Ce 15 juillet, le parc était ceinturé de barrières et les forces de police en barraient l’accès. Comme à chaque manifestation depuis des mois, des groupes de civils casqués, recrutés au jour le jour par les autorités, s’apprêtaient à en découdre avec les manifestants, bâtons en mains. Et lorsqu’ils avaient arraché une bannière installée par les manifestants, le rassemblement pacifique avait dégénéré. Une cinquantaine de personnes avaient été blessées, la plupart du côté de ces hommes de main.

A l’issue d’un procès bâclé, le juge Lim Makaron a estimé que les 11 membres du sauvetage national présents dans le box des accusés étaient coupables d’avoir tenté de fomenter une « insurrection » en participant à cette manifestation conduite par les députés de leur parti.

Accusé d’avoir « conduit l’insurrection », Meach Sovannara, chef du département d’information du Parti du sauvetage national du Cambodge, a été condamné à 20 ans de prison tout comme Khin Chhumroeun, le président de la jeunesse du Parti et Oeur Narith, l’assistant de la députée Mu Sochea. Les huit autres militants ont été condamnés à sept ans de prison pour avoir participé à «l’insurrection ».

Durant les heures qui ont suivi ces lourdes condamnations, un silence assourdissant a régné dans les rangs de l’opposition. Sam Rainsy a, comme à son habitude, pris l’avion pour la France. En ce 22 juillet, jour anniversaire de l’accord passé l’an dernier avec le Parti du peuple cambodgien au pouvoir, il s’est contenté, sur le site internet de son parti et sur sa page Facebook, de prôner une fois de plus la « culture du dialogue » sans faire allusion à ces condamnations.

Et c’est par un communiqué laconique publié plus tard dans la journée de mercredi que le Parti national du sauvetage du Cambodge exprimera « sa surprise et son vif regret » à l’annonce de ces condamnations qui « ravivent les tensions politiques » qui « ne sont pas dans l’esprit » de l’accord passé l’an dernier avec le Parti du peuple cambodgien.
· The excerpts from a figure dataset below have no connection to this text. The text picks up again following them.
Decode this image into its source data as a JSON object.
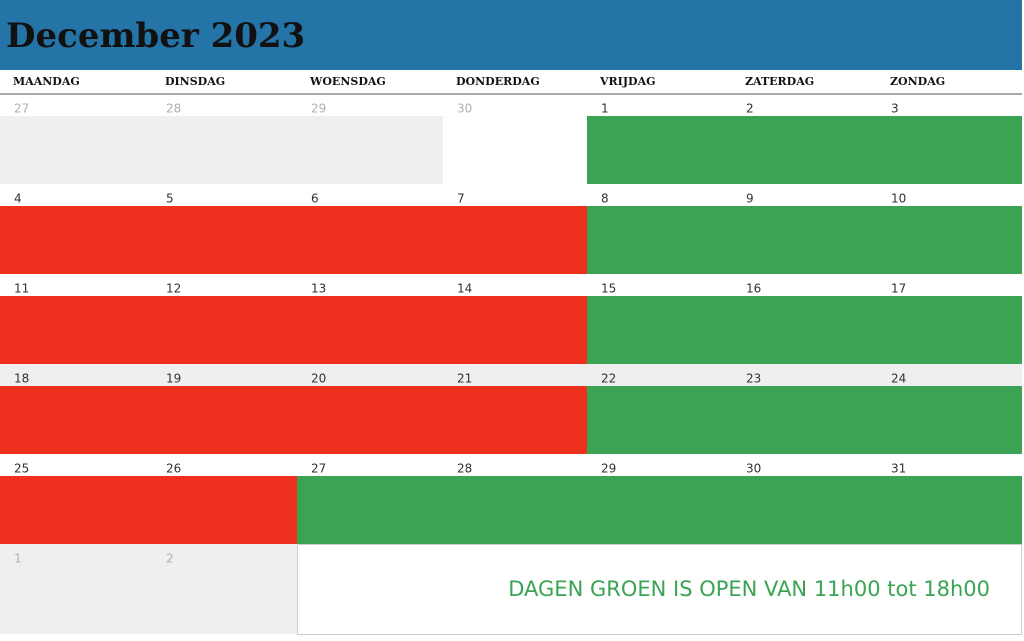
{
  "header": {
    "title": "December 2023"
  },
  "weekdays": [
    "MAANDAG",
    "DINSDAG",
    "WOENSDAG",
    "DONDERDAG",
    "VRIJDAG",
    "ZATERDAG",
    "ZONDAG"
  ],
  "weeks": [
    [
      27,
      28,
      29,
      30,
      1,
      2,
      3
    ],
    [
      4,
      5,
      6,
      7,
      8,
      9,
      10
    ],
    [
      11,
      12,
      13,
      14,
      15,
      16,
      17
    ],
    [
      18,
      19,
      20,
      21,
      22,
      23,
      24
    ],
    [
      25,
      26,
      27,
      28,
      29,
      30,
      31
    ],
    [
      1,
      2
    ]
  ],
  "note": "DAGEN GROEN IS OPEN VAN 11h00 tot 18h00"
}
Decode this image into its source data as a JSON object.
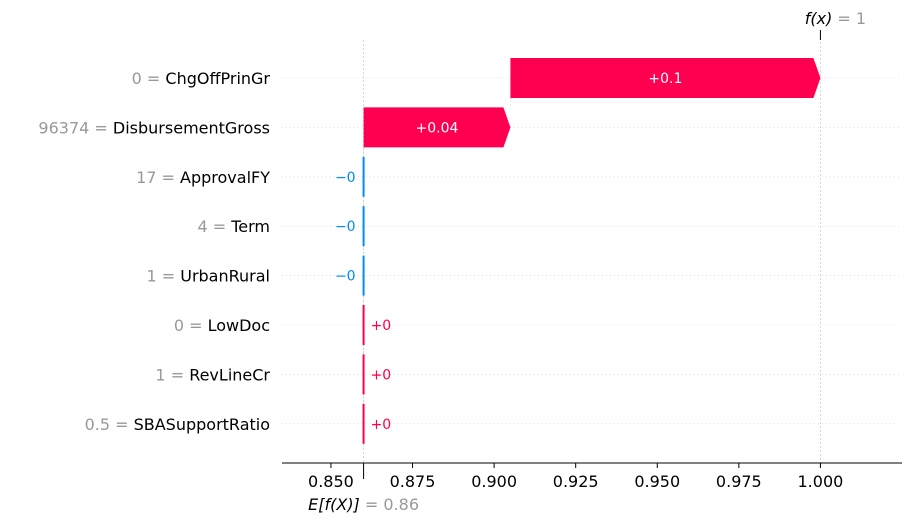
{
  "chart_data": {
    "type": "waterfall",
    "base_value": 0.86,
    "output_value": 1.0,
    "base_label_prefix": "E[f(X)]",
    "base_label_value": "= 0.86",
    "output_label_prefix": "f(x)",
    "output_label_value": "= 1",
    "xlim": [
      0.835,
      1.025
    ],
    "x_ticks": [
      0.85,
      0.875,
      0.9,
      0.925,
      0.95,
      0.975,
      1.0
    ],
    "x_tick_labels": [
      "0.850",
      "0.875",
      "0.900",
      "0.925",
      "0.950",
      "0.975",
      "1.000"
    ],
    "features": [
      {
        "value_text": "0 =",
        "name": "ChgOffPrinGr",
        "start": 0.905,
        "end": 1.0,
        "label": "+0.1",
        "sign": "positive"
      },
      {
        "value_text": "96374 =",
        "name": "DisbursementGross",
        "start": 0.86,
        "end": 0.905,
        "label": "+0.04",
        "sign": "positive"
      },
      {
        "value_text": "17 =",
        "name": "ApprovalFY",
        "start": 0.86,
        "end": 0.8598,
        "label": "−0",
        "sign": "negative"
      },
      {
        "value_text": "4 =",
        "name": "Term",
        "start": 0.86,
        "end": 0.8598,
        "label": "−0",
        "sign": "negative"
      },
      {
        "value_text": "1 =",
        "name": "UrbanRural",
        "start": 0.86,
        "end": 0.8598,
        "label": "−0",
        "sign": "negative"
      },
      {
        "value_text": "0 =",
        "name": "LowDoc",
        "start": 0.86,
        "end": 0.8602,
        "label": "+0",
        "sign": "positive"
      },
      {
        "value_text": "1 =",
        "name": "RevLineCr",
        "start": 0.86,
        "end": 0.8602,
        "label": "+0",
        "sign": "positive"
      },
      {
        "value_text": "0.5 =",
        "name": "SBASupportRatio",
        "start": 0.86,
        "end": 0.8602,
        "label": "+0",
        "sign": "positive"
      }
    ],
    "colors": {
      "positive": "#ff0051",
      "negative": "#008bfb",
      "value_gray": "#999999",
      "grid": "#cccccc"
    }
  }
}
Dans ce jeu politique qui consiste, pour le Premier ministre Hun Sen, à emprisonner les opposants pour faire pression sur l’opposition, – un exercice auquel il s’était déjà livré à la veille des élections  de la nouvelle commission électorale- force est de constater que la stratégie de l’opposition est inaudible. Reste à savoir combien de temps elle pourra poursuivre dans cette voie qu’il lui plait de baptiser « culture du dialogue ». Face à la brutalité des réponses du pouvoir, il est difficile d’imaginer que le selfie pris le 11 juillet entre Sam Rainsy et Hun Sen à l’occasion d’un diner entre leurs deux familles puisse suffire à illustrer ce fameux « tournant historique » du Cambodge. Et si anniversaire il y a, un an tout juste après l’accord entre les deux partis, il est bien plutôt marqué d’une pierre noire, celle du retour à la case prison pour onze militants.